ME 353 Heat Transfer 1
M.M. Yovanovich
FCINT2.MWS
Internal forced convection in a square duct.
____________________________________________
Laminar forced convection in a square tube.
The wall condition is isoflux.
The flow is fully-developed hydraulically and thermally
developing.
The fluid is engine oil at temperature T = 340 K.
The side dimension of the square tube is 15 mm.
The mean velocity is 0.5 m/s and the distance from
the tube inlet is 4 m.
Determine the average Nusselt number and the average
heat transfer coefficient.
_____________________________________________
> restart:
>
oilprops:=
(rho = 859.9, cp = 2.076, mu = 5.31e-2, nu = 61.7e-6,
kf = 0.139, alpha = 0.779e-7, Pr = 793);
System parameters.
> syspar:= (s = 15/1000, Um = 0.5, x = 4, Tw = 380, Tinlet = 320);
Shah (1975) correlation equations for laminar internal flow.
Isothermal wall.
> h:= kf*Nu_Dh/Dh;
> Nu_m_UWF1:= 1.953/xstar^(1/3); #For xstar < 0.03
> Nu_m_UWF2:= 4.354 + 0.0722/xstar; #For xstar => 0.03
> Dh:= 4*A/P; #Hydraulic diameter
> A:= s^2; P:= 4*s;
Dimensionless axial distance from tube entrance.
> xstar:= x/(Dh*ReDh*Pr);
> ReDh:= Um*Dh/nu;
Compute the hydraulic diameter, the mass flow rate, the Reynolds number,
the dimensionless distance, the Nusselt number and the heat transfer coefficient.
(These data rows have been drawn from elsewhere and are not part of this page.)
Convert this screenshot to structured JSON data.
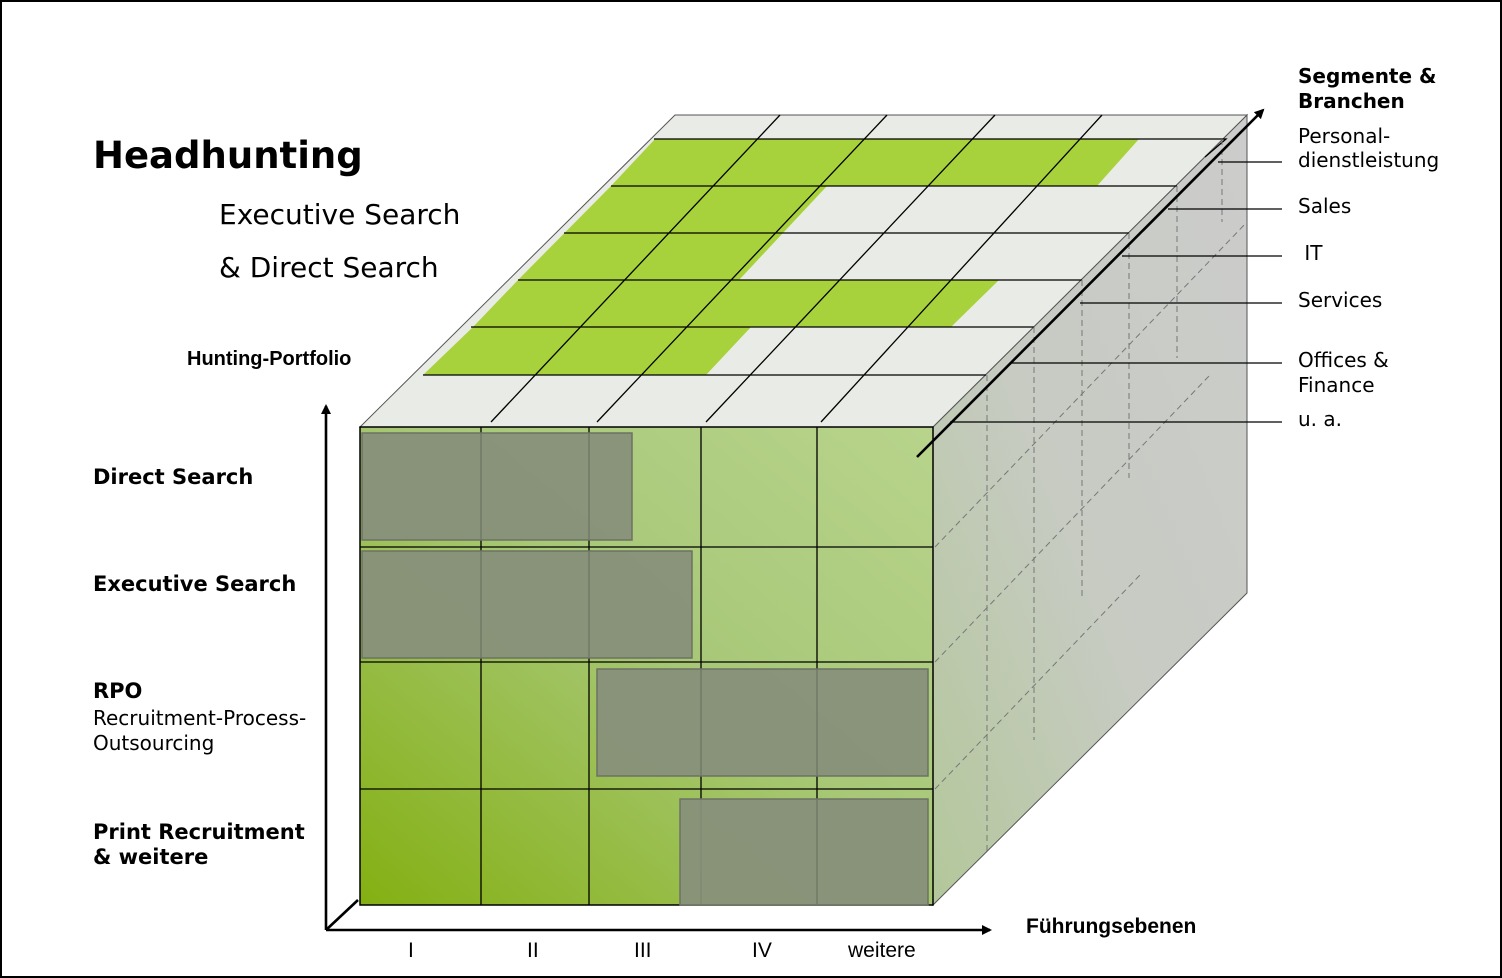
{
  "title": "Headhunting",
  "subtitle": {
    "line1": "Executive Search",
    "line2": "& Direct Search"
  },
  "y_axis": {
    "label": "Hunting-Portfolio",
    "rows": [
      {
        "title": "Direct Search",
        "desc1": "",
        "desc2": ""
      },
      {
        "title": "Executive Search",
        "desc1": "",
        "desc2": ""
      },
      {
        "title": "RPO",
        "desc1": "Recruitment-Process-",
        "desc2": "Outsourcing"
      },
      {
        "title": "Print Recruitment",
        "title2": "& weitere",
        "desc1": "",
        "desc2": ""
      }
    ]
  },
  "x_axis": {
    "label": "Führungsebenen",
    "ticks": [
      "I",
      "II",
      "III",
      "IV",
      "weitere"
    ]
  },
  "depth_axis": {
    "label_line1": "Segmente &",
    "label_line2": "Branchen",
    "segments": [
      {
        "line1": "Personal-",
        "line2": "dienstleistung"
      },
      {
        "line1": "Sales",
        "line2": ""
      },
      {
        "line1": " IT",
        "line2": ""
      },
      {
        "line1": "Services",
        "line2": ""
      },
      {
        "line1": "Offices &",
        "line2": "Finance"
      },
      {
        "line1": "u. a.",
        "line2": ""
      }
    ]
  },
  "colors": {
    "green_light": "#b8d48c",
    "green_dark": "#84b012",
    "top_green": "#a8d23c",
    "top_grey": "#e9ece6",
    "side_grey": "#c9cbc6",
    "overlay_grey": "#87907a"
  }
}
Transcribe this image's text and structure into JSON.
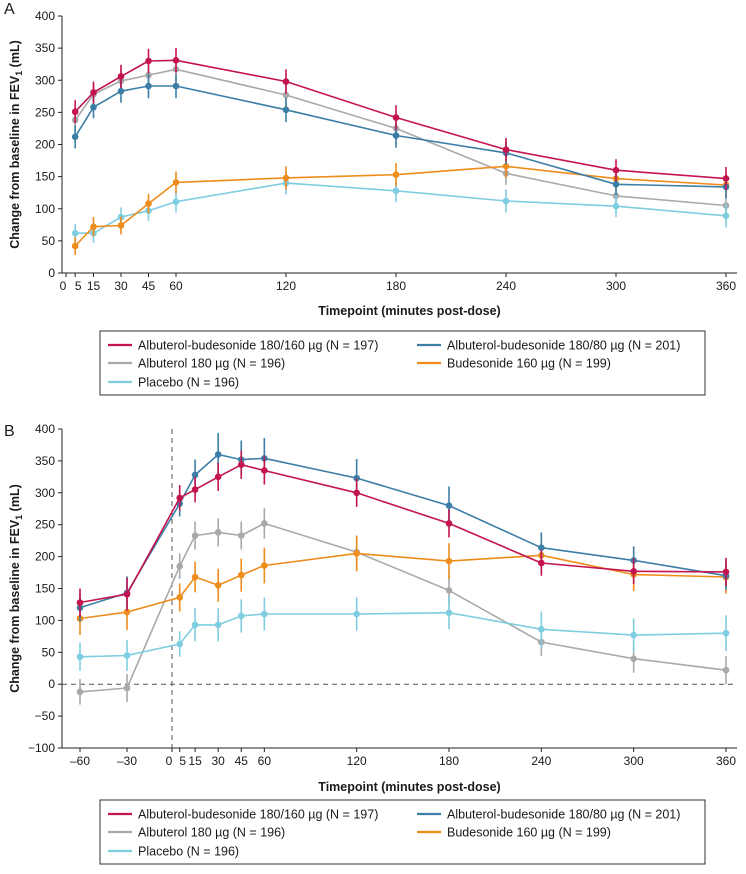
{
  "chart_data": [
    {
      "panel": "A",
      "type": "line",
      "xlabel": "Timepoint (minutes post-dose)",
      "ylabel_main": "Change from baseline in FEV",
      "ylabel_sub": "1",
      "ylabel_tail": " (mL)",
      "xlim": [
        0,
        360
      ],
      "ylim": [
        0,
        400
      ],
      "yticks": [
        0,
        50,
        100,
        150,
        200,
        250,
        300,
        350,
        400
      ],
      "xticks": [
        {
          "v": 0,
          "label": "0"
        },
        {
          "v": 5,
          "label": "5"
        },
        {
          "v": 15,
          "label": "15"
        },
        {
          "v": 30,
          "label": "30"
        },
        {
          "v": 45,
          "label": "45"
        },
        {
          "v": 60,
          "label": "60"
        },
        {
          "v": 120,
          "label": "120"
        },
        {
          "v": 180,
          "label": "180"
        },
        {
          "v": 240,
          "label": "240"
        },
        {
          "v": 300,
          "label": "300"
        },
        {
          "v": 360,
          "label": "360"
        }
      ],
      "zero_line": false,
      "series": [
        {
          "name": "Albuterol-budesonide 180/160 µg (N = 197)",
          "color": "#c4144f",
          "x": [
            5,
            15,
            30,
            45,
            60,
            120,
            180,
            240,
            300,
            360
          ],
          "y": [
            251,
            281,
            306,
            330,
            331,
            298,
            242,
            192,
            160,
            147
          ],
          "err": [
            18,
            17,
            18,
            19,
            19,
            19,
            19,
            18,
            17,
            18
          ]
        },
        {
          "name": "Albuterol-budesonide 180/80 µg (N = 201)",
          "color": "#3c7ea6",
          "x": [
            5,
            15,
            30,
            45,
            60,
            120,
            180,
            240,
            300,
            360
          ],
          "y": [
            212,
            258,
            283,
            291,
            291,
            254,
            214,
            187,
            138,
            134
          ],
          "err": [
            18,
            17,
            18,
            19,
            19,
            19,
            19,
            18,
            17,
            18
          ]
        },
        {
          "name": "Albuterol 180 µg (N = 196)",
          "color": "#a9a9a9",
          "x": [
            5,
            15,
            30,
            45,
            60,
            120,
            180,
            240,
            300,
            360
          ],
          "y": [
            238,
            278,
            299,
            308,
            317,
            277,
            225,
            155,
            120,
            105
          ],
          "err": [
            18,
            17,
            18,
            19,
            19,
            19,
            19,
            18,
            17,
            18
          ]
        },
        {
          "name": "Budesonide 160 µg (N = 199)",
          "color": "#ee8c1c",
          "x": [
            5,
            15,
            30,
            45,
            60,
            120,
            180,
            240,
            300,
            360
          ],
          "y": [
            42,
            72,
            74,
            108,
            141,
            148,
            153,
            166,
            147,
            137
          ],
          "err": [
            14,
            15,
            14,
            15,
            17,
            18,
            18,
            18,
            17,
            18
          ]
        },
        {
          "name": "Placebo (N = 196)",
          "color": "#7fcde0",
          "x": [
            5,
            15,
            30,
            45,
            60,
            120,
            180,
            240,
            300,
            360
          ],
          "y": [
            62,
            62,
            87,
            97,
            111,
            140,
            128,
            112,
            104,
            89
          ],
          "err": [
            14,
            15,
            15,
            16,
            17,
            18,
            18,
            18,
            17,
            18
          ]
        }
      ]
    },
    {
      "panel": "B",
      "type": "line",
      "xlabel": "Timepoint (minutes post-dose)",
      "ylabel_main": "Change from baseline in FEV",
      "ylabel_sub": "1",
      "ylabel_tail": " (mL)",
      "xlim": [
        -60,
        360
      ],
      "ylim": [
        -100,
        400
      ],
      "yticks": [
        -100,
        -50,
        0,
        50,
        100,
        150,
        200,
        250,
        300,
        350,
        400
      ],
      "xticks": [
        {
          "v": -60,
          "label": "–60"
        },
        {
          "v": -30,
          "label": "–30"
        },
        {
          "v": 0,
          "label": "0"
        },
        {
          "v": 5,
          "label": "5"
        },
        {
          "v": 15,
          "label": "15"
        },
        {
          "v": 30,
          "label": "30"
        },
        {
          "v": 45,
          "label": "45"
        },
        {
          "v": 60,
          "label": "60"
        },
        {
          "v": 120,
          "label": "120"
        },
        {
          "v": 180,
          "label": "180"
        },
        {
          "v": 240,
          "label": "240"
        },
        {
          "v": 300,
          "label": "300"
        },
        {
          "v": 360,
          "label": "360"
        }
      ],
      "zero_line": true,
      "dose_line_x": 0,
      "series": [
        {
          "name": "Albuterol-budesonide 180/160 µg (N = 197)",
          "color": "#c4144f",
          "x": [
            -60,
            -30,
            5,
            15,
            30,
            45,
            60,
            120,
            180,
            240,
            300,
            360
          ],
          "y": [
            128,
            141,
            292,
            305,
            325,
            344,
            335,
            300,
            252,
            190,
            177,
            176
          ],
          "err": [
            22,
            26,
            20,
            20,
            22,
            22,
            22,
            22,
            22,
            20,
            20,
            22
          ]
        },
        {
          "name": "Albuterol-budesonide 180/80 µg (N = 201)",
          "color": "#3c7ea6",
          "x": [
            -60,
            -30,
            5,
            15,
            30,
            45,
            60,
            120,
            180,
            240,
            300,
            360
          ],
          "y": [
            120,
            143,
            283,
            328,
            360,
            352,
            354,
            323,
            280,
            214,
            194,
            170
          ],
          "err": [
            22,
            26,
            20,
            24,
            34,
            30,
            32,
            30,
            30,
            24,
            22,
            22
          ]
        },
        {
          "name": "Albuterol 180 µg (N = 196)",
          "color": "#a9a9a9",
          "x": [
            -60,
            -30,
            5,
            15,
            30,
            45,
            60,
            120,
            180,
            240,
            300,
            360
          ],
          "y": [
            -12,
            -6,
            185,
            233,
            238,
            233,
            252,
            207,
            147,
            66,
            40,
            22
          ],
          "err": [
            20,
            22,
            20,
            22,
            22,
            22,
            24,
            24,
            24,
            22,
            22,
            22
          ]
        },
        {
          "name": "Budesonide 160 µg (N = 199)",
          "color": "#ee8c1c",
          "x": [
            -60,
            -30,
            5,
            15,
            30,
            45,
            60,
            120,
            180,
            240,
            300,
            360
          ],
          "y": [
            103,
            113,
            136,
            168,
            155,
            171,
            186,
            205,
            193,
            202,
            172,
            168
          ],
          "err": [
            26,
            28,
            22,
            24,
            26,
            26,
            28,
            28,
            28,
            28,
            26,
            26
          ]
        },
        {
          "name": "Placebo (N = 196)",
          "color": "#7fcde0",
          "x": [
            -60,
            -30,
            5,
            15,
            30,
            45,
            60,
            120,
            180,
            240,
            300,
            360
          ],
          "y": [
            43,
            45,
            63,
            93,
            93,
            107,
            110,
            110,
            112,
            86,
            77,
            80
          ],
          "err": [
            22,
            24,
            20,
            26,
            26,
            26,
            26,
            26,
            26,
            28,
            26,
            28
          ]
        }
      ]
    }
  ]
}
> Dh1:= evalf(subs(syspar, Dh), 4);
> mdot1:= evalf(subs(oilprops, syspar, rho*Um*s^2), 5);
>
ReDh1:=
evalf(subs(syspar, oilprops, ReDh), 6); #Laminar flow
> xstar1:= evalf(subs(syspar, oilprops, xstar), 6);
> NuDh1:= evalf(subs(xstar = xstar1, Nu_m_UWF1), 6);
> h1:= evalf(subs(oilprops, Nu_Dh = NuDh1, syspar, h), 5);
>
The mean Nusselt number is much larger than the fully-developed value
which is equal to 3.61 for an isoflux square tube (see Table 8.1).
The thermal boundary layer is developing; therefore it is still quite small
relative to the hydraulic diameter.